U.S. congressmen in Russia to investigate marathon bombing

Tamerlan Tsarnaev (L), 26, is pictured in 2010 in Lowell, and his brother Dzhokhar Tsarnaev, 19, is pictured in an undated FBI handout photo in this combination photo Credit: Reuters
Tamerlan Tsarnaev, left, and Dzhokhar Tsarnaev, 19, spent six months in the Russian province of Dagestan.
Credit: Reuters

U.S. congressmen will meet security officials in Moscow this week to find out whether the FBI could have done more to coordinate with Russian intelligence on monitoring the Boston bombing suspects and preventing the attack, one of the lawmakers said Wednesday.

President Obama’s administration and the intelligence community face scrutiny over whether they failed to see the danger from Tamerlan Tsarnaev and his younger brother Dzhokhar — the prime suspects in the twin bombings that killed three people and injured 264 at the Boston Marathon.

Tamerlan Tsarnaev, 26, who was killed in a shootout with police, spent six months last year in Dagestan, a southern Russian province where Moscow is battling an Islamist insurgency.

U.S. Rep. Dana Rohrabacher, a California Republican leading the fact-finding mission, said he wanted to find out whether the FBI acted strongly enough on Russian information that Tsarnaev was a potential threat.
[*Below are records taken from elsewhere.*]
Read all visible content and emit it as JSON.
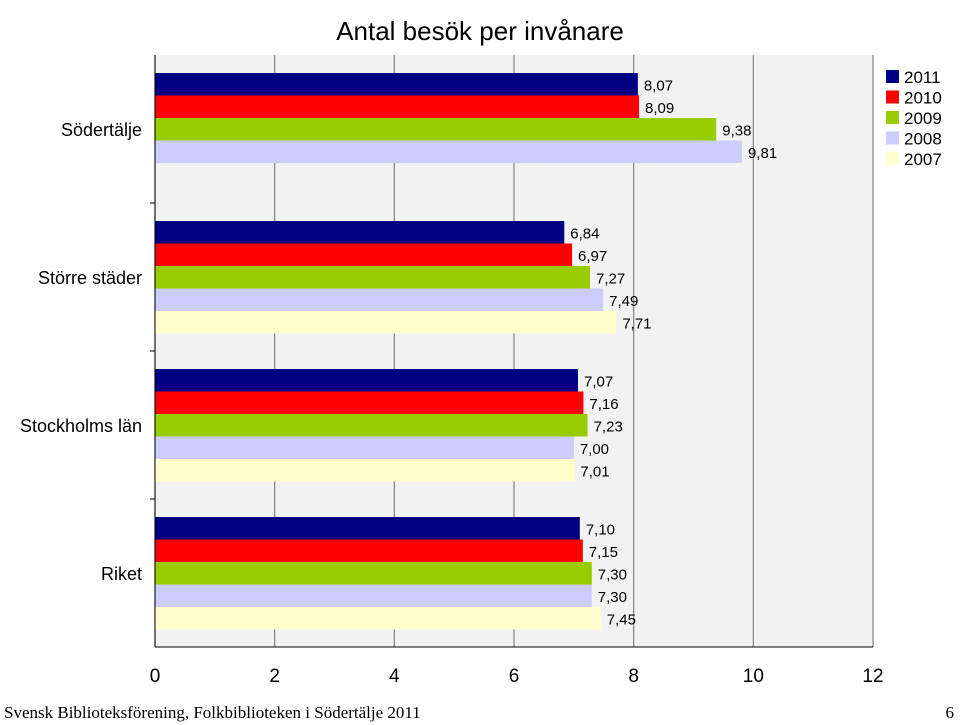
{
  "chart_data": {
    "type": "bar",
    "orientation": "horizontal",
    "title": "Antal besök per invånare",
    "categories": [
      "Södertälje",
      "Större städer",
      "Stockholms län",
      "Riket"
    ],
    "series": [
      {
        "name": "2011",
        "color": "#000080",
        "values": [
          8.07,
          6.84,
          7.07,
          7.1
        ],
        "labels": [
          "8,07",
          "6,84",
          "7,07",
          "7,10"
        ]
      },
      {
        "name": "2010",
        "color": "#FF0000",
        "values": [
          8.09,
          6.97,
          7.16,
          7.15
        ],
        "labels": [
          "8,09",
          "6,97",
          "7,16",
          "7,15"
        ]
      },
      {
        "name": "2009",
        "color": "#99CC00",
        "values": [
          9.38,
          7.27,
          7.23,
          7.3
        ],
        "labels": [
          "9,38",
          "7,27",
          "7,23",
          "7,30"
        ]
      },
      {
        "name": "2008",
        "color": "#CCCCFF",
        "values": [
          9.81,
          7.49,
          7.0,
          7.3
        ],
        "labels": [
          "9,81",
          "7,49",
          "7,00",
          "7,30"
        ]
      },
      {
        "name": "2007",
        "color": "#FFFFCC",
        "values": [
          null,
          7.71,
          7.01,
          7.45
        ],
        "labels": [
          "",
          "7,71",
          "7,01",
          "7,45"
        ]
      }
    ],
    "xlim": [
      0,
      12
    ],
    "xticks": [
      "0",
      "2",
      "4",
      "6",
      "8",
      "10",
      "12"
    ],
    "grid": true,
    "legend_position": "top-right",
    "plot_background": "#F2F2F2"
  },
  "footer": {
    "source": "Svensk Biblioteksförening, Folkbiblioteken i Södertälje 2011",
    "page_number": "6"
  }
}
“One of the things we want to find out is whether or not the FBI followed through on all of the information that was given to them,” Rohrabacher said.
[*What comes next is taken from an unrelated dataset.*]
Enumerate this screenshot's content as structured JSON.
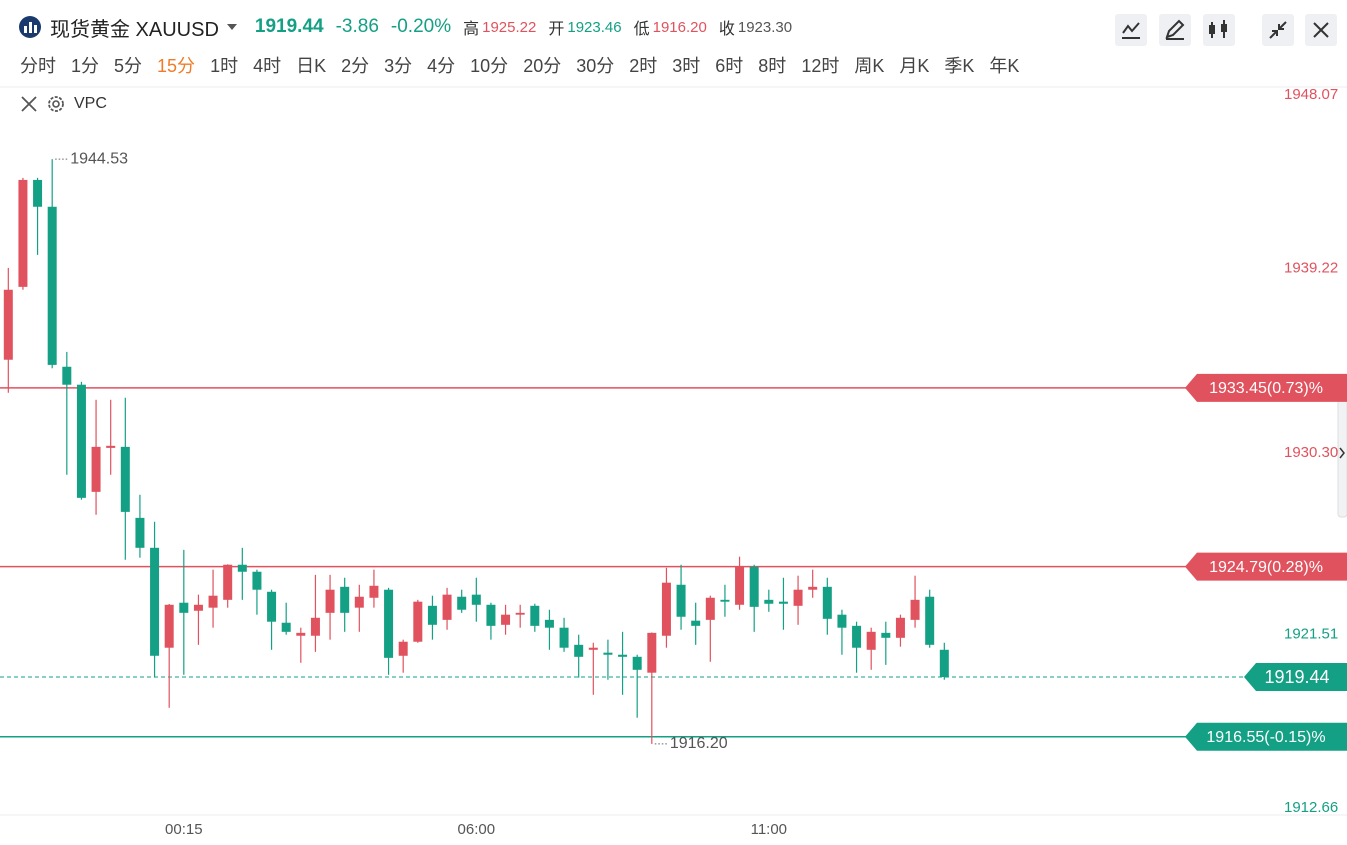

He said he and fellow congressmen Steve King, Paul Cook, Steve Cohen and William Keating were interested in how Tsarnaev’s time in Dagestan may have radicalized him.
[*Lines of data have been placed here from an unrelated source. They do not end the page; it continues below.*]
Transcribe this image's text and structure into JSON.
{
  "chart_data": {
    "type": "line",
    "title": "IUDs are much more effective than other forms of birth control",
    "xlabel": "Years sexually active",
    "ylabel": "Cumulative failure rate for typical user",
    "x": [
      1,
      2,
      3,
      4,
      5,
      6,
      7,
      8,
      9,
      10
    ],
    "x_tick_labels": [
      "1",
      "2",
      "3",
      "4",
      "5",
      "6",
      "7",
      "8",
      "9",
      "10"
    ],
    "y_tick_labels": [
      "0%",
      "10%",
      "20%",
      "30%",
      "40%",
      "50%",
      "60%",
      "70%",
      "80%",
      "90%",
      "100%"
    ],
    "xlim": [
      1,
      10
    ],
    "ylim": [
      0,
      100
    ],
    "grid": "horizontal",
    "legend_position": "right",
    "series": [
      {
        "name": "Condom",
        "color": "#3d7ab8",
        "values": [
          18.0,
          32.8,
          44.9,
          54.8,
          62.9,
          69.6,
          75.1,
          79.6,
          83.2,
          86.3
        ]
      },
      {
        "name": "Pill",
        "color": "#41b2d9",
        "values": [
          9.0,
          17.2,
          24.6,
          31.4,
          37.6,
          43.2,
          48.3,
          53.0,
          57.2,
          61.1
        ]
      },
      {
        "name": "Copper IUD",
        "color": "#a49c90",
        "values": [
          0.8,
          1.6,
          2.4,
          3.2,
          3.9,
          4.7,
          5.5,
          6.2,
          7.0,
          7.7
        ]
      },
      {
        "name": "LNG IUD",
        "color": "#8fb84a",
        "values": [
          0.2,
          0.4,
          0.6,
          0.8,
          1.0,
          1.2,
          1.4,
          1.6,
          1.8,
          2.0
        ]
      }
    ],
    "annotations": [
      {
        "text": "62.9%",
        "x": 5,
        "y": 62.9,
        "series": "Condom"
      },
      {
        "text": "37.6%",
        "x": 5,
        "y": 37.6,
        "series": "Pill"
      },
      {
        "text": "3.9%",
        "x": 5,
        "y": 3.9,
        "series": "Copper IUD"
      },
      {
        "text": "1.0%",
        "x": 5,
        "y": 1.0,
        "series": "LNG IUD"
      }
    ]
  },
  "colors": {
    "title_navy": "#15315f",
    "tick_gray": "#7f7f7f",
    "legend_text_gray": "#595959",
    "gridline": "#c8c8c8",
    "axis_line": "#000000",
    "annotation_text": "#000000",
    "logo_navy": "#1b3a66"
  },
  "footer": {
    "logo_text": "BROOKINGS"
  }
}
Although Washington and Moscow have vowed cooperate closely on counterterrorism, both sides have accused each other of withholding information in the run-up to the bombing.

U.S. officials have said Russian security services asked the FBI about Tamerlan in early 2011 out of concern he had embraced radical Islam and would travel to Russia to join insurgents.

FBI agents interviewed him in Massachusetts in 2011 but said they found no serious reason for alarm. U.S. officials say Russia’s FSB security services later failed to respond to the FBI’s requests for more information about him.

Tsarnaev flew to Russia in January 2012.